Devenir un exemple en Europe
Dans ce contexte, investir dans le Fonds mondial est aussi synonyme de résistance. Résistance face à la montée des politiques conservatrices, résistance face à la mise en péril de décennies d’avancées en matière de santé mondiale et de droits humains. Dans ce monde qui va à reculons, comment la France peut-elle continuer à porter une diplomatie féministe si elle n’investit pas dans la santé de la moitié de l’humanité ?
Ce moment est crucial pour que la France, pays défenseur des droits humains, se place comme leader sur la scène internationale. Emmanuel Macron a montré son engagement par le passé auprès du Fonds mondial, et ne pas le réitérer lors de la reconstitution des ressources 2025 serait une erreur stratégique. La France peut devenir un exemple pour ses voisins européens, à la fois en matière de santé mondiale mais aussi de droits humains. Car pour reprendre les mots du Président lors de la dernière reconstitution : « Nous sommes très loin d’avoir gagné la bataille. »

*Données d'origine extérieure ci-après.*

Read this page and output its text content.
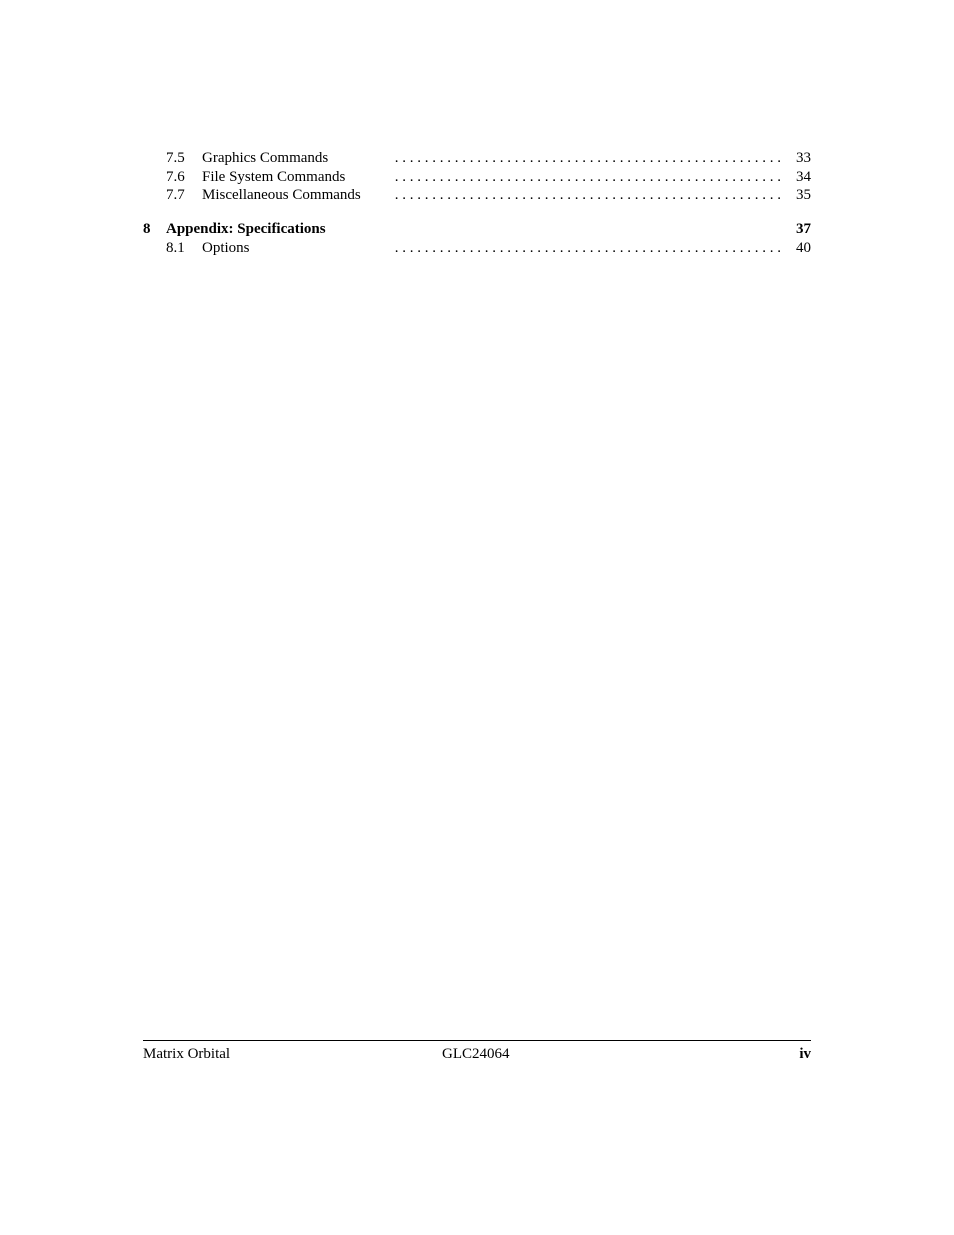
7.5 Graphics Commands	. . . . . . . . . . . . . . . . . . . . . . . . . . . . . . . . . . . . . . . . . . . . . . . . . . . . 33
7.6 File System Commands	. . . . . . . . . . . . . . . . . . . . . . . . . . . . . . . . . . . . . . . . . . . . . . . . . . . . 34
7.7 Miscellaneous Commands	. . . . . . . . . . . . . . . . . . . . . . . . . . . . . . . . . . . . . . . . . . . . . . . . . . . . 35
8 Appendix: Specifications	37
8.1 Options	. . . . . . . . . . . . . . . . . . . . . . . . . . . . . . . . . . . . . . . . . . . . . . . . . . . . 40
Matrix Orbital	GLC24064	iv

Cet article est issu d’un projet avec IRIS Sup'
L'école parisienne IRIS Sup' propose une formation de manager de programmes internationaux, avec une spécialité plaidoyer. Chaque groupe d'étudiants-es est accompagné par une association pour formuler un projet et le présenter en fin d'année. AIDES et Coalition PLUS ont pu travailler avec quatre étudiants-es sur le rôle d'Emmanuel Macron dans la reconstitution du Fonds mondial. Cet article est le fruit de leurs recherches et de leurs réflexions.